You'll want to edit the code so it doesn't return the estimate of $\pi$ directly, and use `ProcessPoolExecutor` as shown above. Collate the number of points within the unit circle, and calculate $\pi$. <details>
<summary>Give me the code</summary>

```python
import random, os, time
from concurrent.futures import ProcessPoolExecutor

def monte_carlo_pi(num_samples):
    inside_circle = 0
    for _ in range(num_samples):
        x, y = random.uniform(-1, 1), random.uniform(-1, 1)
        if x**2 + y**2 <= 1:
            inside_circle += 1
    return inside_circle

def parallel_monte_carlo_pi(num_samples, num_processes):
    samples_per_process = num_samples // num_processes
    with ProcessPoolExecutor(max_workers=num_processes) as executor:
        results = list(executor.map(monte_carlo_pi, [samples_per_process] * num_processes))
    print(f"{len(results)} processes completed.")
    return (sum(results) / num_samples) * 4
```

</details>
</details>
</details>



## 3. Parallelization with `joblib`

`joblib` is a third-party library that makes parallelization simple, with a much simpler interface.

Returning to our example:

```python
from joblib import Parallel, delayed
import time

def slow_square(x):
    time.sleep(1)
    return x * x

results = Parallel(n_jobs=2)(delayed(slow_square)(i) for i in range(5))
print(results)
```

- `delayed` is a `Joblib` provided function that wraps our function so it can be scheduled, rather than executing immediately.
    - `for i in range(5)` creates 5 delayed tasks
- `Parallel(n_jobs = 2)` creates a parallel executor, which in this case uses 2 worker processes.
    - `n_jobs` specifies the number of processes to use (`-1` uses all available CPUs).

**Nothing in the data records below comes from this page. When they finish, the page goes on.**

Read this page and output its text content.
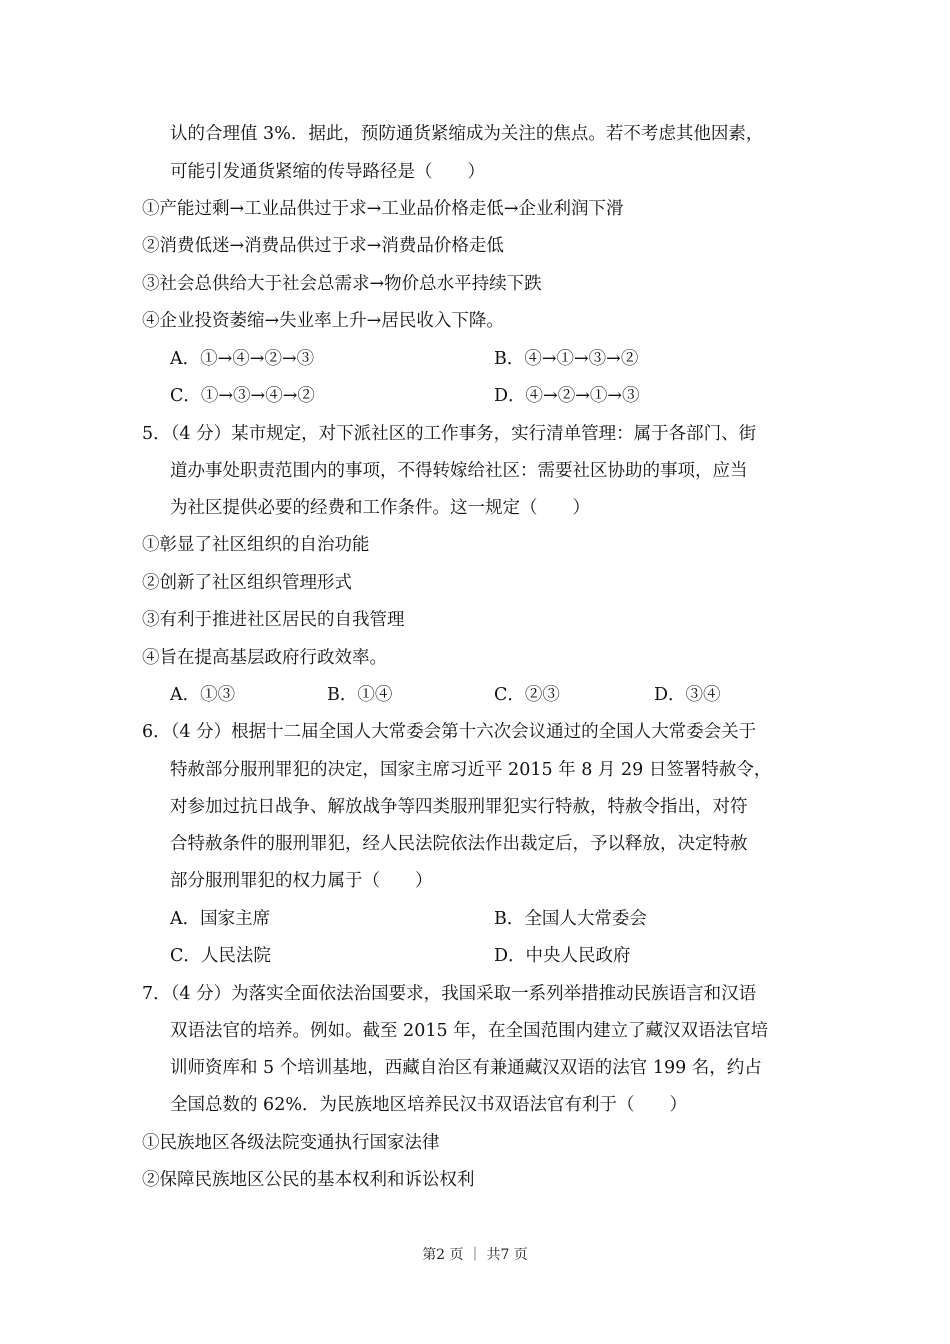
认的合理值 3%．据此，预防通货紧缩成为关注的焦点。若不考虑其他因素，
可能引发通货紧缩的传导路径是（　　）
①产能过剩→工业品供过于求→工业品价格走低→企业利润下滑
②消费低迷→消费品供过于求→消费品价格走低
③社会总供给大于社会总需求→物价总水平持续下跌
④企业投资萎缩→失业率上升→居民收入下降。
A．①→④→②→③	B．④→①→③→②
C．①→③→④→②	D．④→②→①→③
5．（4 分）某市规定，对下派社区的工作事务，实行清单管理：属于各部门、街
道办事处职责范围内的事项，不得转嫁给社区：需要社区协助的事项，应当
为社区提供必要的经费和工作条件。这一规定（　　）
①彰显了社区组织的自治功能
②创新了社区组织管理形式
③有利于推进社区居民的自我管理
④旨在提高基层政府行政效率。
A．①③	B．①④	C．②③	D．③④
6．（4 分）根据十二届全国人大常委会第十六次会议通过的全国人大常委会关于
特赦部分服刑罪犯的决定，国家主席习近平 2015 年 8 月 29 日签署特赦令，
对参加过抗日战争、解放战争等四类服刑罪犯实行特赦，特赦令指出，对符
合特赦条件的服刑罪犯，经人民法院依法作出裁定后，予以释放，决定特赦
部分服刑罪犯的权力属于（　　）
A．国家主席	B．全国人大常委会
C．人民法院	D．中央人民政府
7．（4 分）为落实全面依法治国要求，我国采取一系列举措推动民族语言和汉语
双语法官的培养。例如。截至 2015 年，在全国范围内建立了藏汉双语法官培
训师资库和 5 个培训基地，西藏自治区有兼通藏汉双语的法官 199 名，约占
全国总数的 62%．为民族地区培养民汉书双语法官有利于（　　）
①民族地区各级法院变通执行国家法律
②保障民族地区公民的基本权利和诉讼权利
第2 页 ｜ 共7 页
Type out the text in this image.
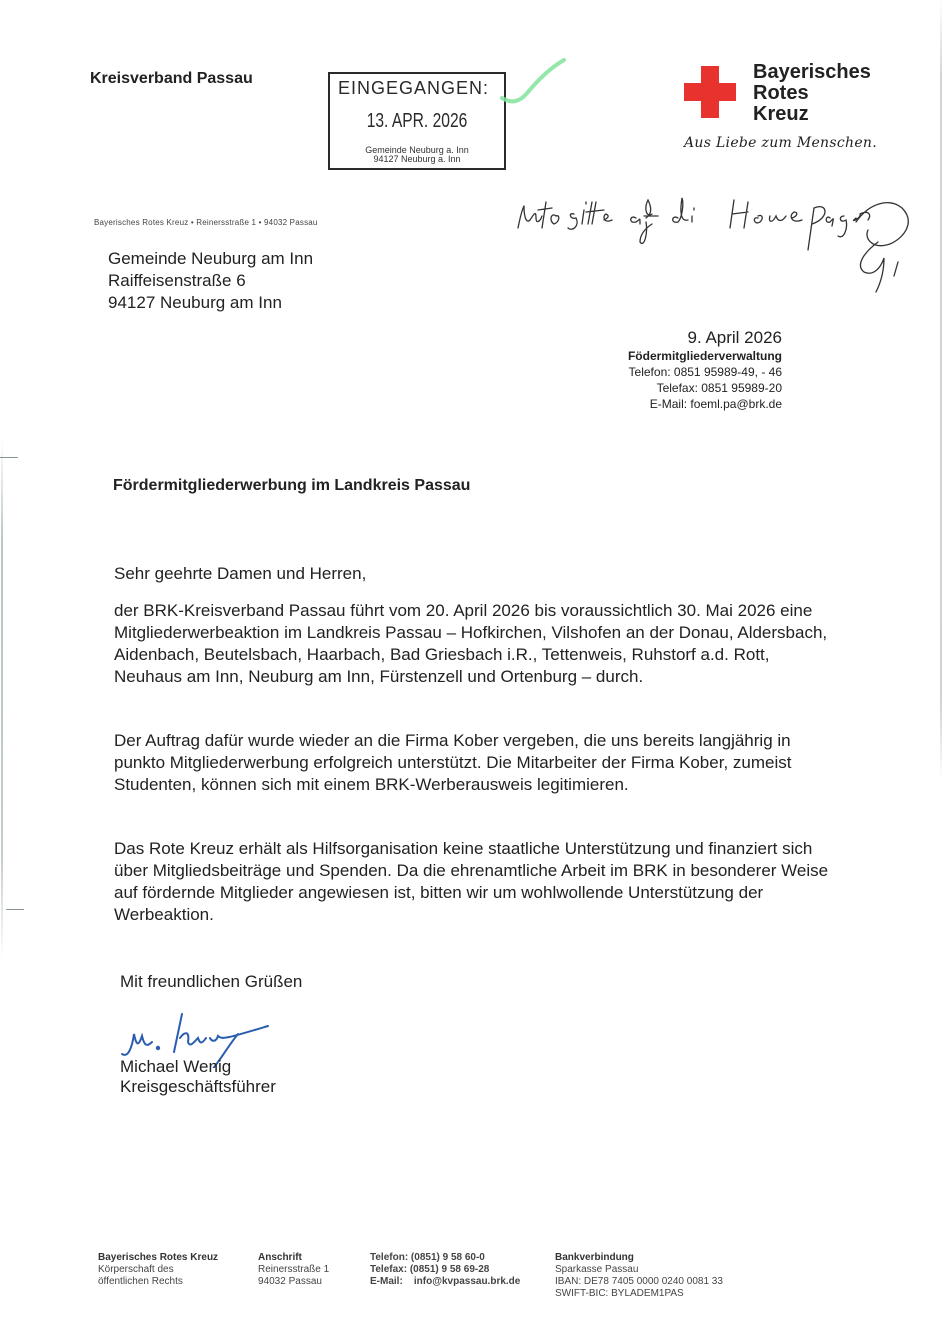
Kreisverband Passau	EINGEGANGEN:
13. APR. 2026
Gemeinde Neuburg a. Inn
94127 Neuburg a. Inn
Bayerisches
Rotes
Kreuz
Aus Liebe zum Menschen.
Bayerisches Rotes Kreuz • Reinersstraße 1 • 94032 Passau
Gemeinde Neuburg am Inn
Raiffeisenstraße 6
94127 Neuburg am Inn
9. April 2026
Födermitgliederverwaltung
Telefon: 0851 95989-49, - 46
Telefax: 0851 95989-20
E-Mail: foeml.pa@brk.de
Fördermitgliederwerbung im Landkreis Passau
Sehr geehrte Damen und Herren,
der BRK-Kreisverband Passau führt vom 20. April 2026 bis voraussichtlich 30. Mai 2026 eine Mitgliederwerbeaktion im Landkreis Passau – Hofkirchen, Vilshofen an der Donau, Aldersbach, Aidenbach, Beutelsbach, Haarbach, Bad Griesbach i.R., Tettenweis, Ruhstorf a.d. Rott, Neuhaus am Inn, Neuburg am Inn, Fürstenzell und Ortenburg – durch.
Der Auftrag dafür wurde wieder an die Firma Kober vergeben, die uns bereits langjährig in punkto Mitgliederwerbung erfolgreich unterstützt. Die Mitarbeiter der Firma Kober, zumeist Studenten, können sich mit einem BRK-Werberausweis legitimieren.
Das Rote Kreuz erhält als Hilfsorganisation keine staatliche Unterstützung und finanziert sich über Mitgliedsbeiträge und Spenden. Da die ehrenamtliche Arbeit im BRK in besonderer Weise auf fördernde Mitglieder angewiesen ist, bitten wir um wohlwollende Unterstützung der Werbeaktion.
Mit freundlichen Grüßen
Michael Wenig
Kreisgeschäftsführer
Bayerisches Rotes Kreuz
Körperschaft des
öffentlichen Rechts
Anschrift
Reinersstraße 1
94032 Passau
Telefon: (0851) 9 58 60-0
Telefax: (0851) 9 58 69-28
E-Mail:    info@kvpassau.brk.de
Bankverbindung
Sparkasse Passau
IBAN: DE78 7405 0000 0240 0081 33
SWIFT-BIC: BYLADEM1PAS
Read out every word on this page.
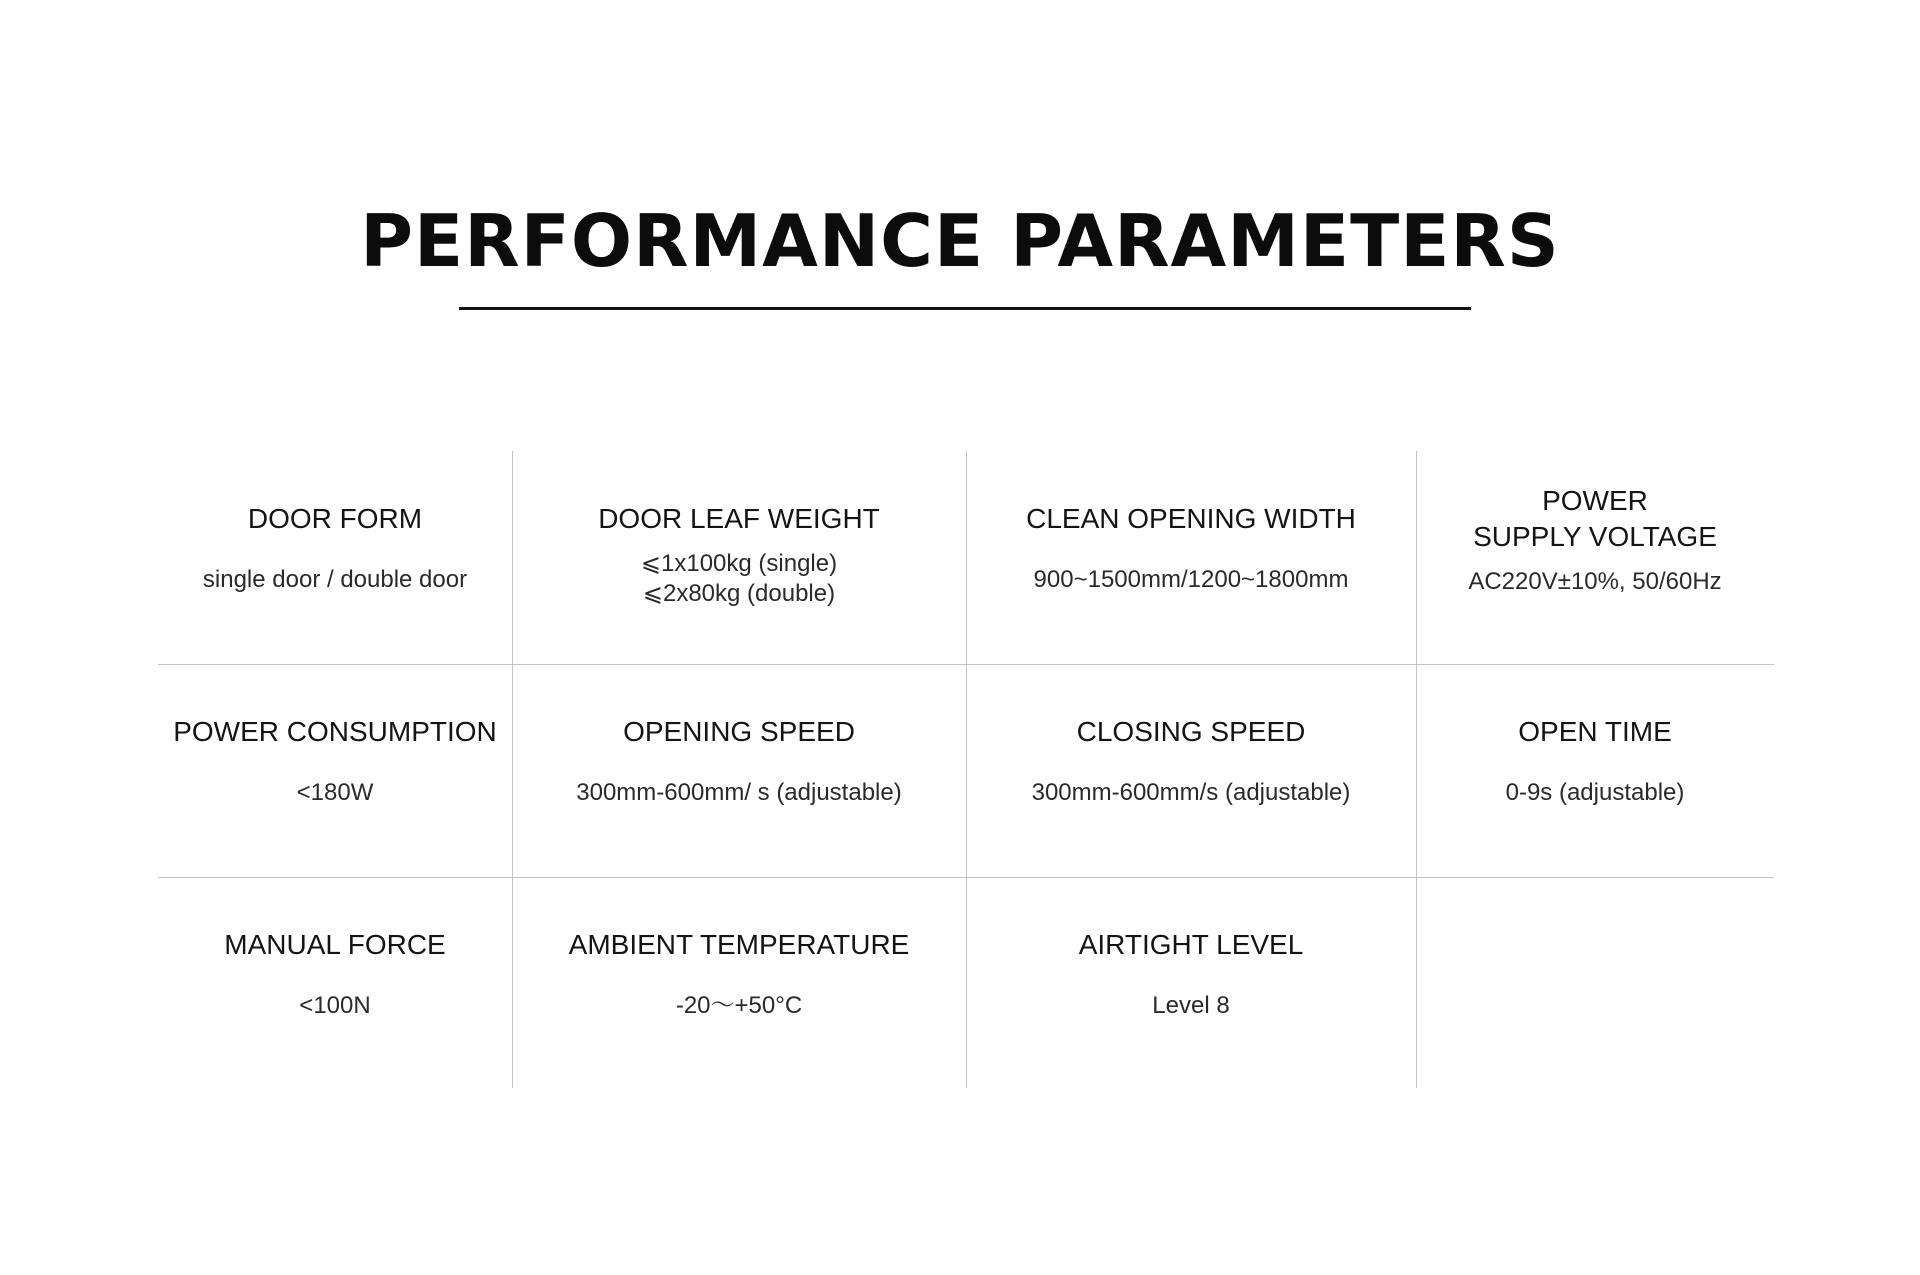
PERFORMANCE PARAMETERS
DOOR FORM
single door / double door
DOOR LEAF WEIGHT
⩽1x100kg (single)
⩽2x80kg (double)
CLEAN OPENING WIDTH
900~1500mm/1200~1800mm
POWER
SUPPLY VOLTAGE
AC220V±10%, 50/60Hz
POWER CONSUMPTION
<180W
OPENING SPEED
300mm-600mm/ s (adjustable)
CLOSING SPEED
300mm-600mm/s (adjustable)
OPEN TIME
0-9s (adjustable)
MANUAL FORCE
<100N
AMBIENT TEMPERATURE
-20〜+50°C
AIRTIGHT LEVEL
Level 8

**Q2.1:  I hope you agree that the `slow_square(x)` function should take ~1 second per call. How long do you think the example parallel function will take? Try it. Were you correct?**

<details>
<summary>I need a hint</summary>

Copy the code to a `.py` file and run it with timing. 
</details>




## 4. Exercise

**Q2.2 Use `Joblib` to parallelise the `monte_carlo_pi` function. Which version do you prefer?**

<details>
<summary>I need a hint</summary>

Copy the code to a script, and use the `Joblib` library to run in parallel. 
<details>
<summary>I need a bigger hint</summary>

You'll want to edit the code so it doesn't return the estimate of $\pi$ directly, and use `delayed` and `Parallel` as shown above. Collate the number of points within the unit circle, and calculate $\pi$. <details>
<summary>Give me the code</summary>

```python
from joblib import Parallel, delayed


def parallel_monte_carlo_pi(num_samples, num_processes):
    samples_per_process = num_samples // num_processes
    results = Parallel(n_jobs=num_processes)(delayed(monte_carlo_pi)(samples_per_process) for _ in range(num_processes))
    return (sum(results) / num_samples) * 4
```

</details>
</details>
</details>

# Final Exercise

We will end here, as we have covered a fair few different techniques for speeding up code. Your final exercise, assuming there is enough time, is to *either*:

1. Work on your own code. Profile it, and see if and where you can apply the things you have learned in this workshop, and any speedup that results.
2. Work on the `unique_paths.py` code. This code generates the number of unique paths from the top-left to the bottom-right, in an `m * n` grid, when you can only move right or down. Time and profile this, and see if you how fast you can make it.